In October 2022, the Board of Selectmen authorized Town Administrator Tony Barletta to begin the process of evicting Coast Guard housing residents. After putting the project out for bid, Barletta said the lowest bidder, American Environmental Inc., offered to undertake the demolition and hazardous-material removal of nine vacant units for $669,000.
Barletta listed rising inflation and unforeseen costs associated with clearing large subterranean oil tanks as reasons for the jump in cost. The $1 million estimate, he said, was based off an estimated cost of $70,000 to clear each house.

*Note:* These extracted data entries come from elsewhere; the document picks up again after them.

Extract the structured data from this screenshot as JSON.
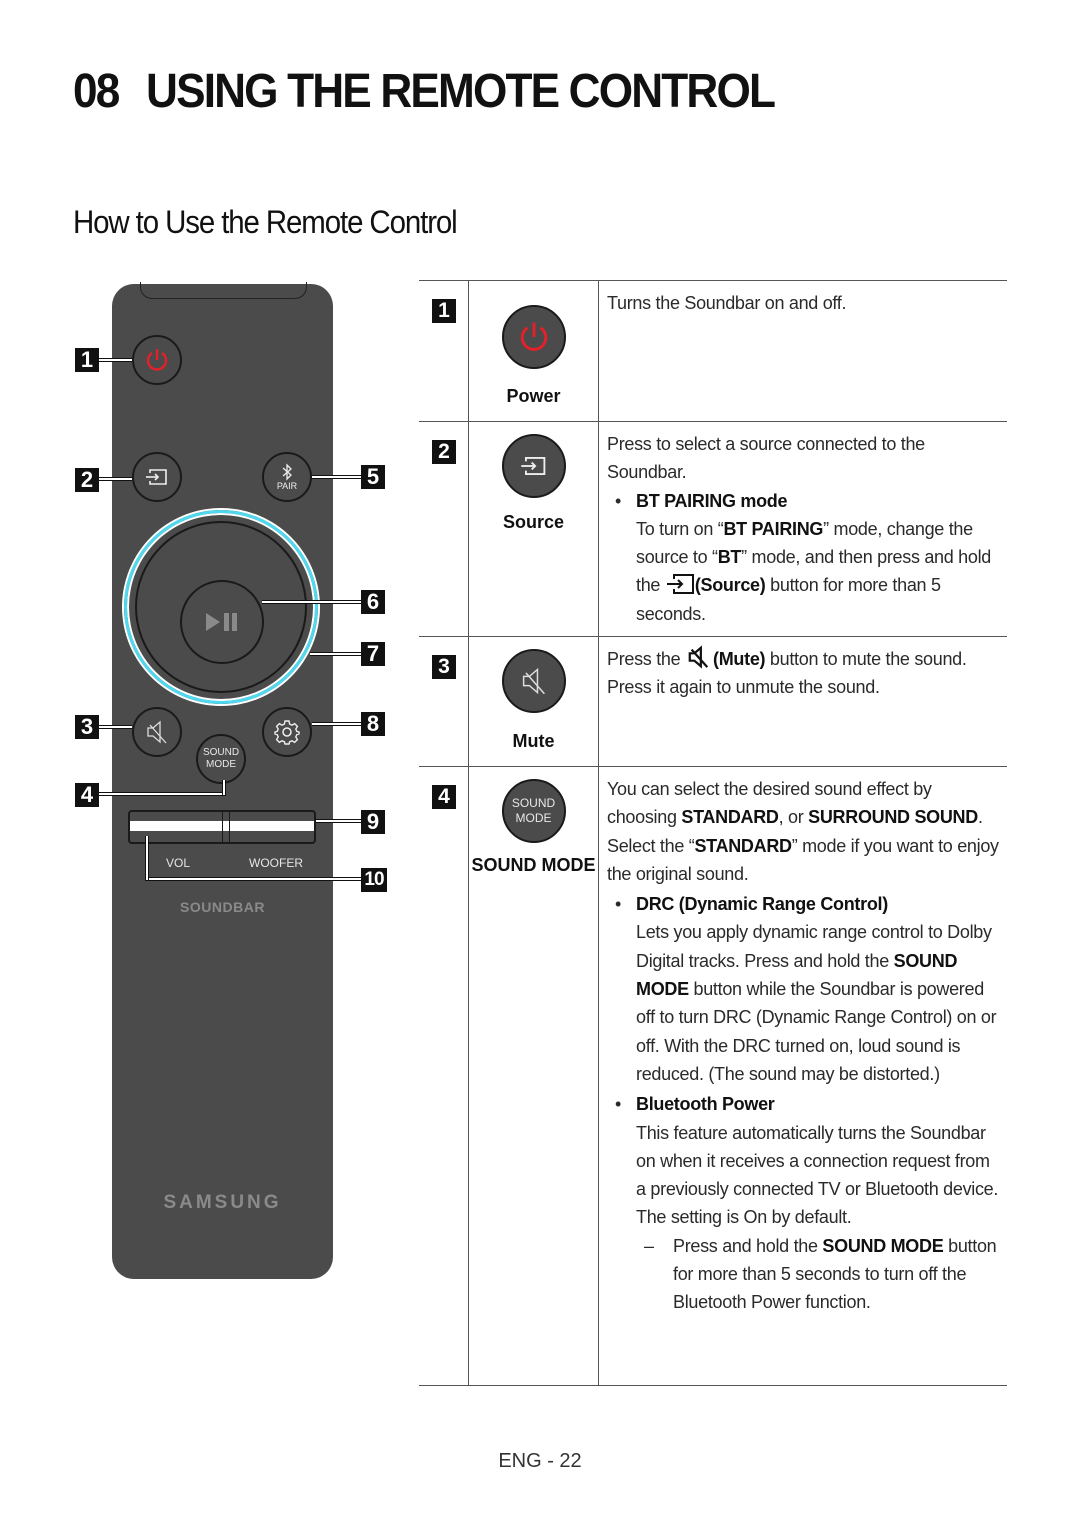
{
  "header": {
    "chapter_number": "08",
    "chapter_title": "USING THE REMOTE CONTROL",
    "section_title": "How to Use the Remote Control"
  },
  "remote": {
    "callouts": [
      "1",
      "2",
      "3",
      "4",
      "5",
      "6",
      "7",
      "8",
      "9",
      "10"
    ],
    "pair_label": "PAIR",
    "sound_mode_label_1": "SOUND",
    "sound_mode_label_2": "MODE",
    "vol_label": "VOL",
    "woofer_label": "WOOFER",
    "soundbar_label": "SOUNDBAR",
    "brand": "SAMSUNG",
    "colors": {
      "body": "#4b4b4b",
      "power": "#e5202a",
      "ring": "#4fd8ee"
    }
  },
  "table": {
    "rows": [
      {
        "num": "1",
        "icon": "power-icon",
        "label": "Power",
        "text": "Turns the Soundbar on and off."
      },
      {
        "num": "2",
        "icon": "source-icon",
        "label": "Source",
        "intro": "Press to select a source connected to the Soundbar.",
        "bullet_title": "BT PAIRING mode",
        "b_t1": "To turn on “",
        "b_bold1": "BT PAIRING",
        "b_t2": "” mode, change the source to “",
        "b_bold2": "BT",
        "b_t3": "” mode, and then press and hold the ",
        "b_bold3": "(Source)",
        "b_t4": " button for more than 5 seconds."
      },
      {
        "num": "3",
        "icon": "mute-icon",
        "label": "Mute",
        "t1": "Press the ",
        "bold1": "(Mute)",
        "t2": " button to mute the sound. Press it again to unmute the sound."
      },
      {
        "num": "4",
        "icon": "sound-mode-icon",
        "btn_text_1": "SOUND",
        "btn_text_2": "MODE",
        "label": "SOUND MODE",
        "t1": "You can select the desired sound effect by choosing ",
        "bold1": "STANDARD",
        "t2": ", or ",
        "bold2": "SURROUND SOUND",
        "t3": ". Select the “",
        "bold3": "STANDARD",
        "t4": "” mode if you want to enjoy the original sound.",
        "drc_title": "DRC (Dynamic Range Control)",
        "drc_t1": "Lets you apply dynamic range control to Dolby Digital tracks. Press and hold the ",
        "drc_bold": "SOUND MODE",
        "drc_t2": " button while the Soundbar is powered off to turn DRC (Dynamic Range Control) on or off. With the DRC turned on, loud sound is reduced. (The sound may be distorted.)",
        "bt_title": "Bluetooth Power",
        "bt_text": "This feature automatically turns the Soundbar on when it receives a connection request from a previously connected TV or Bluetooth device. The setting is On by default.",
        "dash_t1": "Press and hold the ",
        "dash_bold": "SOUND MODE",
        "dash_t2": " button for more than 5 seconds to turn off the Bluetooth Power function."
      }
    ]
  },
  "footer": {
    "page": "ENG - 22"
  }
}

“When we pull up the oil tanks that are currently underground, the underground storage tanks, we’re hoping that we won’t run into any type of remediation needs of the earth around those tanks, but we don’t know that until we pull the tanks up,” Barletta said. “It’s important, we don’t want to go back to Town Meeting for another authorization. We’d like to go to Town Meeting in September and just ask for up to $1 million so that we can continue this project.”
The Town of Nahant purchased the Coast Guard housing land from the federal government in 2004. The town still owes $1.8 million, which is due in 2024, on a loan used to purchase the property, Barletta told The Daily Item in October. Nahant plans to sell the land in order to pay off the loan.
At Wednesday night’s meeting, Nahant resident Kerry Collins asked the board whether some of the land should be set aside for town use. Barletta responded that the Special Town Meeting vote would merely decide whether to authorize borrowing to carry out a project previously approved by Town Meeting, and would not change the project itself.
“I’m sure there’ll be discussion at the Special Town Meeting on the items that you have brought up, but at this point right now, we’re just proceeding on what Town Meeting has authorized us to do,” Barletta said.
Barletta added that in the next few days, the single-article Special Town Meeting warrant will be made publicly available on the town’s website.
Before the board voted unanimously to approve the Special Town Meeting, which is scheduled for Sept. 12 at 7 p.m., Collins asked what a rejection of the borrowing would entail for the project’s future.
“We’ll take it one step at a time,” Board of Selectmen Chair Mark Cullinan said.